Omnibus, Theatre Review. Unity Theatre, Liverpool.

Liverpool Sound and Vision Rating * * * * *

Alice Bunker-Whitney in Omnibus. Photograph by Brian Roberts.

 

Cast: Gemma Banks, Alice Bunker-Whitney, Eva McKenna, Joel Parry, Danny Burns, Eithne Browne.

It is always a cause for celebration when a production comes to the stage and truly brings an audience together in its humour and the way it showcases new writing, the positive ways it uses all the actors with equal clarity and the wonderful way in which it shows the genuine appreciation due its Director. When that celebration coincides with the soft re-opening of a much loved theatre after months of renovation and updating, then it is not just a case of bring out the decorations and congratulations, then it is the keen observance and salute that only an Omnibus can provide.

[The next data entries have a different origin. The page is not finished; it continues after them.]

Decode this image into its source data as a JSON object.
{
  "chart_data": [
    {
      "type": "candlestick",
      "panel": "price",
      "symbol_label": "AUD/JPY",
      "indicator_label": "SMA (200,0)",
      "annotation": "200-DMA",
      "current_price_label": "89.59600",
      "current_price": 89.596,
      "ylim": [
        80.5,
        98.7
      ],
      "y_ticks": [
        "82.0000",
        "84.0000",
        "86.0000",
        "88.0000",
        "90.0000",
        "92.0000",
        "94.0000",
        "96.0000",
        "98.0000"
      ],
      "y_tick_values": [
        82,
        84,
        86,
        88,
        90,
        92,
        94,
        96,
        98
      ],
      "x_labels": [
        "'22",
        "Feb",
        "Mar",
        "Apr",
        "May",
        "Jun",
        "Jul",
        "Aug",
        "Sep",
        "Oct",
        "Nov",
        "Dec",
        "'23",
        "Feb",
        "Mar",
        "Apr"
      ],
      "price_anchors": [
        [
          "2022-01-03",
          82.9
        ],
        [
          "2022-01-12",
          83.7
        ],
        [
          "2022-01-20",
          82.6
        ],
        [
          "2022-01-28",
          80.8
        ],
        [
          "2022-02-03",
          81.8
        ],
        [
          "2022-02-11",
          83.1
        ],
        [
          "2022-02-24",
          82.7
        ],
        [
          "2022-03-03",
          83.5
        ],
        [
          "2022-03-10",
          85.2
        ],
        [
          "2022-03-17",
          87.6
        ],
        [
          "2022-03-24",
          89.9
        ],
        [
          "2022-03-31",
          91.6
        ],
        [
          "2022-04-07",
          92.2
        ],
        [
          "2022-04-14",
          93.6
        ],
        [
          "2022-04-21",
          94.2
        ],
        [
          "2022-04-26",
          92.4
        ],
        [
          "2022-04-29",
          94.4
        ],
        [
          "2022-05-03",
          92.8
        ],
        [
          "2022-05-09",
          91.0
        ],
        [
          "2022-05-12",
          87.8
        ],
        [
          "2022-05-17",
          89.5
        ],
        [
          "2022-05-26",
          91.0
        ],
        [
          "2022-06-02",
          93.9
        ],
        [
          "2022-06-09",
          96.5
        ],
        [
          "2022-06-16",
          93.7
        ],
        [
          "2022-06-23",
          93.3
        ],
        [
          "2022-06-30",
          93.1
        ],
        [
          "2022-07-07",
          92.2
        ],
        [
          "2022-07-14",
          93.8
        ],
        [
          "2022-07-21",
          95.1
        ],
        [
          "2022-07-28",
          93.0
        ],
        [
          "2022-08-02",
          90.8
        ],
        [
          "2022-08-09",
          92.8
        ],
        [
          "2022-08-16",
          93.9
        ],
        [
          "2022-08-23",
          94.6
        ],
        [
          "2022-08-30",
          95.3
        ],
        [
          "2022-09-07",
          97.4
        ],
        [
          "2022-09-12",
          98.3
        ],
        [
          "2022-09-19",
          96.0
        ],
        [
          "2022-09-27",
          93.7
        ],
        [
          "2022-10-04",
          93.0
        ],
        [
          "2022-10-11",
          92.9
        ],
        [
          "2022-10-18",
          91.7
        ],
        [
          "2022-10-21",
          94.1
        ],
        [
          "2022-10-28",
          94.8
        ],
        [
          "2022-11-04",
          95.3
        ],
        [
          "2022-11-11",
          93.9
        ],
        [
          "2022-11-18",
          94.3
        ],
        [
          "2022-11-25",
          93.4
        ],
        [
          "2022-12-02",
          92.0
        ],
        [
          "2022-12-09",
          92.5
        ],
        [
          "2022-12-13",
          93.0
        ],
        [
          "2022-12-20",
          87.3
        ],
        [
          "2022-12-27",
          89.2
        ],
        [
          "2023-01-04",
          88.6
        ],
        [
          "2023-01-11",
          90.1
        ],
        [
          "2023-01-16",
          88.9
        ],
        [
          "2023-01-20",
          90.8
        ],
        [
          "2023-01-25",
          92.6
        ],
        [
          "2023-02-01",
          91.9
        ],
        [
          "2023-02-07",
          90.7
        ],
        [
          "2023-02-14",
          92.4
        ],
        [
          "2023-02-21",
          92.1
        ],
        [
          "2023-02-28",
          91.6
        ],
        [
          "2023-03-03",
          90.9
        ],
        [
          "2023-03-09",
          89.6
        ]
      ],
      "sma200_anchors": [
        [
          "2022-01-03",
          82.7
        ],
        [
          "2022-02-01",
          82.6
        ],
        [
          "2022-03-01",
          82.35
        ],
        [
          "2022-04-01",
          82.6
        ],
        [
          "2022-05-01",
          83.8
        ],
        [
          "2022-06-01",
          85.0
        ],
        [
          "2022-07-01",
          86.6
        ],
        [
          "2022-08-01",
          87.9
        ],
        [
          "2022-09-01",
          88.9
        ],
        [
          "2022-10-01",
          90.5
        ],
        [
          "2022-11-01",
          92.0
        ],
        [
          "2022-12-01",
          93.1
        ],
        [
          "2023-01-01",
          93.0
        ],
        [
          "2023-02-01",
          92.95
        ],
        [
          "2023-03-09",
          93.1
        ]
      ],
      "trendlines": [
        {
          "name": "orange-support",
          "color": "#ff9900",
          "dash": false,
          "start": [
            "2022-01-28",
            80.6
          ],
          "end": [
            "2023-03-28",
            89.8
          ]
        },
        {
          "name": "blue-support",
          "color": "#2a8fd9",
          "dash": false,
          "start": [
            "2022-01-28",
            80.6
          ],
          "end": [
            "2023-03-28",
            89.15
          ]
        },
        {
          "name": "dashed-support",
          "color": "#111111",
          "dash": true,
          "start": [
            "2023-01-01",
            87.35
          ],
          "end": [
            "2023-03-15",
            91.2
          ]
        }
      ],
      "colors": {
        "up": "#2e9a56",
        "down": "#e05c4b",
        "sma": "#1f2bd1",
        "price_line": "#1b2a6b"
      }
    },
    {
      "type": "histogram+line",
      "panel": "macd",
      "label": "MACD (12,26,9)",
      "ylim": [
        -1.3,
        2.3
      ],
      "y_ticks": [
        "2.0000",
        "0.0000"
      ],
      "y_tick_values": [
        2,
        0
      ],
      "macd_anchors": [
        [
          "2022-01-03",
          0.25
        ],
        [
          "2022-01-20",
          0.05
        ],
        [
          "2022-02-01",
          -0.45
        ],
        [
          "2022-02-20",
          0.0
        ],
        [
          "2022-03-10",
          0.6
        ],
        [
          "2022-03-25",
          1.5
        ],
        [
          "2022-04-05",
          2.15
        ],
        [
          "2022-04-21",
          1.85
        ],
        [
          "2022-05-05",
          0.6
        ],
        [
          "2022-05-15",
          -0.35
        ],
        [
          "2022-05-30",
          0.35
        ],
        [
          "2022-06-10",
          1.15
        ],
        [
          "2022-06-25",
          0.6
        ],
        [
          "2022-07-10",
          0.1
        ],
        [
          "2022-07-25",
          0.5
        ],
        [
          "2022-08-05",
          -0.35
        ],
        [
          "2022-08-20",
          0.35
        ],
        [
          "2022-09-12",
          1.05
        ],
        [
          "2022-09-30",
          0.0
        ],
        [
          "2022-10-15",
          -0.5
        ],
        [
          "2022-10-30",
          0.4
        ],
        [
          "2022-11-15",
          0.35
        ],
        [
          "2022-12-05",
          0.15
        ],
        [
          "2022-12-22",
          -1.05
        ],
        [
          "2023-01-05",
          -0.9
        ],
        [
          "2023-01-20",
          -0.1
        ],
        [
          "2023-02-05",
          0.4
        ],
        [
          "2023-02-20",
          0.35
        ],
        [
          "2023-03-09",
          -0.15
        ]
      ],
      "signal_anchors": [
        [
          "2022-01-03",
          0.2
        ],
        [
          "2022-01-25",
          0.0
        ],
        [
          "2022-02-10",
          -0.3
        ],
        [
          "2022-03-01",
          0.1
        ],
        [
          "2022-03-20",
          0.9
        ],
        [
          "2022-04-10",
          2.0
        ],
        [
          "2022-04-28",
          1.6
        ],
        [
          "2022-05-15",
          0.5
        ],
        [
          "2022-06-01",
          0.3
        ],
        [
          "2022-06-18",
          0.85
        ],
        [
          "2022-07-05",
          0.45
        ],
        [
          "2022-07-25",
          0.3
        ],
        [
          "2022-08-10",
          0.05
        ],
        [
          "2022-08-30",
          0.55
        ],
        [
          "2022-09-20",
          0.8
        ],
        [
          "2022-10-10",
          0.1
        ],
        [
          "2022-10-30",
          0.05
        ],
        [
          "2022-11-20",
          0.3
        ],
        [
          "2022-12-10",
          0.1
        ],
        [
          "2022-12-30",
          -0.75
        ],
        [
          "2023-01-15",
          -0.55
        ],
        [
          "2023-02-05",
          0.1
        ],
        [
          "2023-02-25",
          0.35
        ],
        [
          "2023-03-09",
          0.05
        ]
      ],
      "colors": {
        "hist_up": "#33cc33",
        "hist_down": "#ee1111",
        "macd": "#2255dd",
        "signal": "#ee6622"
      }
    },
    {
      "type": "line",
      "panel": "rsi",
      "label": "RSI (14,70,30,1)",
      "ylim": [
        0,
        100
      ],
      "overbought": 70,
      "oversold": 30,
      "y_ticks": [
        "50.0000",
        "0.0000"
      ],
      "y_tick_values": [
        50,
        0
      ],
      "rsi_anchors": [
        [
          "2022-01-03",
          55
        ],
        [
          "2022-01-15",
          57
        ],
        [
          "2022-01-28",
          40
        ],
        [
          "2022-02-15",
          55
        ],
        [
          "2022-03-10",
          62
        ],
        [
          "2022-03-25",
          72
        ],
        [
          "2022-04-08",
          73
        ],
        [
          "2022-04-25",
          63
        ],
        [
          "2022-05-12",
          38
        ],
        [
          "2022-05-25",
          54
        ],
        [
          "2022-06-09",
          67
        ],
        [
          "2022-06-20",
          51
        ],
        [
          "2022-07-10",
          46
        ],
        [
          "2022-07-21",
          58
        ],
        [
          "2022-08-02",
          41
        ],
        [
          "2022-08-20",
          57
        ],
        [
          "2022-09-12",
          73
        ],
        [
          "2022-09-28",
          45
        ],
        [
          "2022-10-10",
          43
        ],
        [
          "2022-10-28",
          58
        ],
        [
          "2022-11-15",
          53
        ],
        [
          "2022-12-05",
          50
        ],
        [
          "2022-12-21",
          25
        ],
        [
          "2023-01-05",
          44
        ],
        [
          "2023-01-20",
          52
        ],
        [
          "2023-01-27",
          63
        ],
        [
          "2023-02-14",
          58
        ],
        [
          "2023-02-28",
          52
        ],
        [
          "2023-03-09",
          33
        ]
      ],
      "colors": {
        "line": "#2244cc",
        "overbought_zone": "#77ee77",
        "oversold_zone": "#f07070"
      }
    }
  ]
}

To place Katie Mulgrew’s award winning production in such a spotlight was not only the right option but it is one that is one of marvellous integrity, the humour of the piece, the absolute virtuosity and luminous effect it has on the soul marks it out as a find that will have theatres clambering in the future to host it.

With a cast that was utterly beguiling, that truly stuck to the focus implored by comedy master Director Robert Farquhar, to highlight each member is the only true and reflective course of action, yet for Alice Whitney-Bunker as the once left at the altar Lauren, and the marvellous Danny Burns as Leslie, this is a production that without doubt highlights their exquisite sense of timing, of their ability to hold an audience’s attention to its very maximum.

To have Ms. Whitney-Bunker once more in the Unity Theatre is also a huge bonus, an actor who is very much in the same league as those such as the incredible Eithne Browne, a woman to whom the art of comedy is so entrenched that the building’s fabric, its place in both the past and its very bright future, is indebted to.

As a first production to hit the boards inside the newly renovated Unity Theatre, Katie Mulgrew’s sublime Omnibus is the perfect response to a year that has brought arguably much sadness, not having every reason to smile or even laugh so loudly that it can cause the revellers and the party goers in the area to listen, to prick up their ears and know that the Unity is back.